The city will cover its costs with a lease revenue bond, which does not use the general fund and would not compete with services such as schools and libraries.
Cruzio fiber customers will pay back the bond collectively through their rates—likely over 30 years, roughly $2.5 million a year. For the city to stay in the black, 7,500 customers, or 34 percent of Santa Cruz households, would need to sign up for the fiber network—a goal referred to as the “take rate.”
Cruzio already has 3,000 subscribers that have said they will join, says James Hackett, Cruzio’s director of business operations and development.
“A 34 percent take rate, or 7,500 subscribers, is a very doable target and similar networks offering the same types of speeds for the same types of prices have 60 to 70 percent take rates,” Hackett says. “Just to be clear, this will be gigabit speeds for right about the same price people are paying for DSL or cable—100 or more times faster for pretty much the same price.”
A market survey from October shows residents have strong interest, and 34 percent would purchase the plan for $85 per month.
If the revenue isn’t enough to pay back the city’s bond, then Cruzio is obligated to pay 80 percent of the shortfall. The city’s general fund would be put on the line, covering the remaining 20 percent.

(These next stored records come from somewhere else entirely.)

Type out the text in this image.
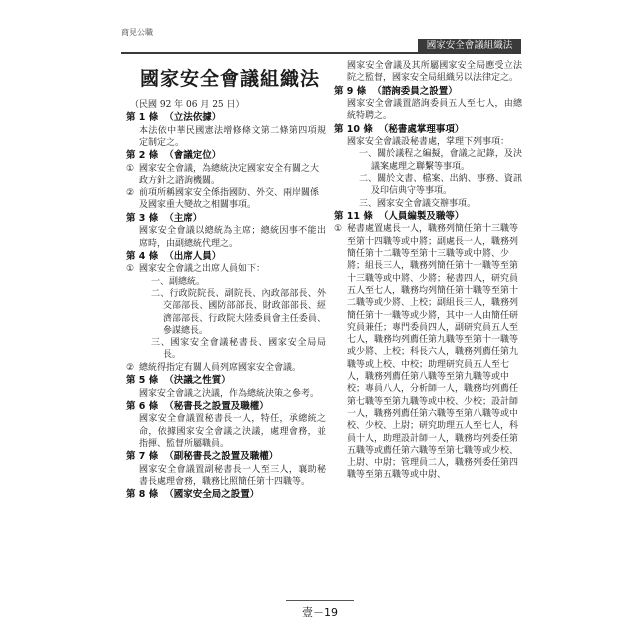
商見公職
國家安全會議組織法
國家安全會議組織法
（民國 92 年 06 月 25 日）
第 1 條 （立法依據）
本法依中華民國憲法增修條文第二條第四項規定制定之。
第 2 條 （會議定位）
① 國家安全會議，為總統決定國家安全有關之大政方針之諮詢機關。
② 前項所稱國家安全係指國防、外交、兩岸關係及國家重大變故之相關事項。
第 3 條 （主席）
國家安全會議以總統為主席；總統因事不能出席時，由副總統代理之。
第 4 條 （出席人員）
① 國家安全會議之出席人員如下：
一、副總統。
二、行政院院長、副院長、內政部部長、外交部部長、國防部部長、財政部部長、經濟部部長、行政院大陸委員會主任委員、參謀總長。
三、國家安全會議秘書長、國家安全局局長。
② 總統得指定有關人員列席國家安全會議。
第 5 條 （決議之性質）
國家安全會議之決議，作為總統決策之參考。
第 6 條 （秘書長之設置及職權）
國家安全會議置秘書長一人，特任，承總統之命，依據國家安全會議之決議，處理會務，並指揮、監督所屬職員。
第 7 條 （副秘書長之設置及職權）
國家安全會議置副秘書長一人至三人，襄助秘書長處理會務，職務比照簡任第十四職等。
第 8 條 （國家安全局之設置）
國家安全會議及其所屬國家安全局應受立法院之監督，國家安全局組織另以法律定之。
第 9 條 （諮詢委員之設置）
國家安全會議置諮詢委員五人至七人，由總統特聘之。
第 10 條 （秘書處掌理事項）
國家安全會議設秘書處，掌理下列事項：
一、關於議程之編擬，會議之記錄，及決議案處理之聯繫等事項。
二、關於文書、檔案、出納、事務、資訊及印信典守等事項。
三、國家安全會議交辦事項。
第 11 條 （人員編製及職等）
① 秘書處置處長一人，職務列簡任第十三職等至第十四職等或中將；副處長一人，職務列簡任第十二職等至第十三職等或中將、少將；組長三人，職務列簡任第十一職等至第十三職等或中將、少將；秘書四人，研究員五人至七人，職務均列簡任第十職等至第十二職等或少將、上校；副組長三人，職務列簡任第十一職等或少將，其中一人由簡任研究員兼任；專門委員四人，副研究員五人至七人，職務均列薦任第九職等至第十一職等或少將、上校；科長六人，職務列薦任第九職等或上校、中校；助理研究員五人至七人，職務列薦任第八職等至第九職等或中校；專員八人，分析師一人，職務均列薦任第七職等至第九職等或中校、少校；設計師一人，職務列薦任第六職等至第八職等或中校、少校、上尉；研究助理五人至七人，科員十人，助理設計師一人，職務均列委任第五職等或薦任第六職等至第七職等或少校、上尉、中尉；管理員二人，職務列委任第四職等至第五職等或中尉、
壹－19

In drafting the agreement, the city made sure that Cruzio had incentive to continue building its customer base, Guevara says, learning from the example of a failed private-public broadband project in Utah.
“It’s elegant,” Guevara says. “What we’re doing is we are both sharing the risks and the rewards.”
If Cruzio couldn’t meet its end of the deal, the city could take on another provider to operate the network, or take over the network itself. If the situation became dire, the city could sell the infrastructure.
But those scenarios are unlikely since all surveys show that the community supports the project, Guevara says.
“They all want this,” Guevara says. “They haven’t been able to get anything of this speed because there’s no competition in the market.”

Up to Speed

In September, after city council approved the Cruzio partnership, the Comcast subsidiary Xfinity announced it would up its download speeds in Santa Cruz from 29 to more than 105 Mbps—for free. For two years, the company had charged customers extra for the 105-plus Mbps service, but never delivered more than 29 Mbps.
The so-called upgrade required no new hardware or visits from technicians, suggesting that the company had the technology to provide higher speeds all along, but never did.
The private-public partnership presents a new solution, a way to circumvent the big players like Comcast and “cut the cord.”
The city is uniquely poised to bring gigabit fiber to the masses, a nearly unprecedented achievement.
Councilmember Don Lane says the city’s excellent credit record—uncommon in the state—allows it to fund a project of this scale. Having a local company of Cruzio’s caliber partner is also rare, he says.
“We’re bridging the digital divide,” Lane says. “If we make this kind of high-speed internet available to every household in the community at a reasonable price, which is what I think is going to happen, every student from every economic background is going to have access to this infrastructure. I think that’s so important moving forward to ensure that not just people that have a high income can have access to high-speed Internet.”